One potential limitation of AFRL's reliance on attribute-specific embeddings and debiased collaborative signals is the risk of overfitting to the training data, especially when dealing with sparse or noisy attribute information. To address this, future work could explore techniques such as regularization or data augmentation to improve the generalization capabilities of the model. Additionally, the interpretability of the attribute-specific embeddings and collaborative signals could be enhanced to provide more insights into the fairness decisions made by the model. Moreover, the scalability of AFRL to large-scale datasets and real-time recommendation systems could be a challenge that needs to be addressed in future research.

Given the importance of user privacy in recommendation systems, how could AFRL's framework be adapted to preserve user privacy while still achieving personalized fairness

To adapt AFRL's framework to preserve user privacy while achieving personalized fairness, several strategies can be employed.
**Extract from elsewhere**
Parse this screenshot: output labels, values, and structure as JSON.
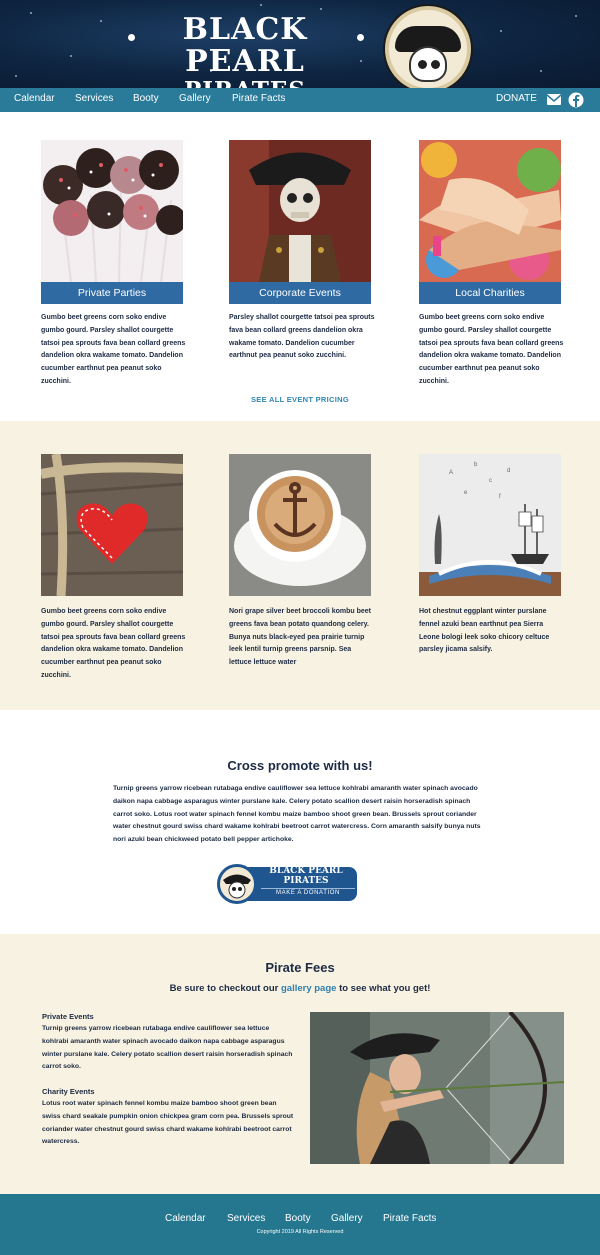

One approach is to incorporate privacy-preserving techniques such as differential privacy or federated learning into the model training process. By adding noise to the attribute-specific embeddings or collaborative signals, sensitive user information can be protected while still maintaining the fairness of recommendations. Another strategy is to implement user-controlled privacy settings, allowing users to specify the level of attribute exposure they are comfortable with when receiving personalized recommendations. By giving users more control over their data and privacy preferences, AFRL can strike a balance between personalized fairness and user privacy in recommendation systems.